テレワークに関する取り決めについて就業規則にまとめる
前述した経費や賃金以外にも、テレワークでは通常勤務とは違った労働条件が発生しやすくなります。テレワークと通常勤務の就業規則が異なる場合は、テレワーク勤務用の就業規則をまとめる必要があります。労働時間や賃金、条件などの内容を盛り込み、所轄の労働基準監督署に届けなければなりません。一般的な規定は「テレワーク勤務を命じる際の規定」「テレワーク勤務用の労働時間に関する規定」「通信費などの負担についての規定」の3つです。詳しくは、厚生労働省が発行している「テレワーク モデル就業規則~作成の手引き~」を参考にしましょう。

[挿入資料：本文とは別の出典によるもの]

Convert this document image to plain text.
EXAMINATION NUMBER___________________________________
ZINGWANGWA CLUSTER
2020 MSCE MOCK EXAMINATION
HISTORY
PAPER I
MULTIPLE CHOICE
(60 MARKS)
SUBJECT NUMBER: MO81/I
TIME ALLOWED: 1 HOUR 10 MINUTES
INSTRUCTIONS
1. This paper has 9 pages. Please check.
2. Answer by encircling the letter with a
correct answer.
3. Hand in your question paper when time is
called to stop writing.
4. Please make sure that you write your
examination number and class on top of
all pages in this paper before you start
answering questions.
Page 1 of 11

わからない点があれば、所轄の労働基準監督署に相談をすれば丁寧に教えてくれます。社労士や弁護士に相談しながら作成するのもおすすめです。社労士も弁護士も法律の専門家です。アドバイスを聞きながら作成できるほか、内容のチェックや過不足の指摘などもしてくれるでしょう。労働問題のエキスパートである社労士はもちろん、労働問題を扱う弁護士なら安心です。
まとめ
テレワーク労働者は、離れた場所で業務を行います。お互いの姿が見えないと、齟齬が生じやすくなります。だからこそ、テレワークに関する労働条件や健康管理に関する規則は、事細かなルール化が必要です。テレワークが円滑に進めば、業務効率化や優秀な人材の獲得につながります。厚生労働省のテレワークに関するガイドラインはかなり詳細な内容になっており、わかりにくい点が多いかもしれません。不明点があれば、労働基準監督署や社労士などの専門家に相談をしながら、テレワーク用の就業規則を作成していきましょう。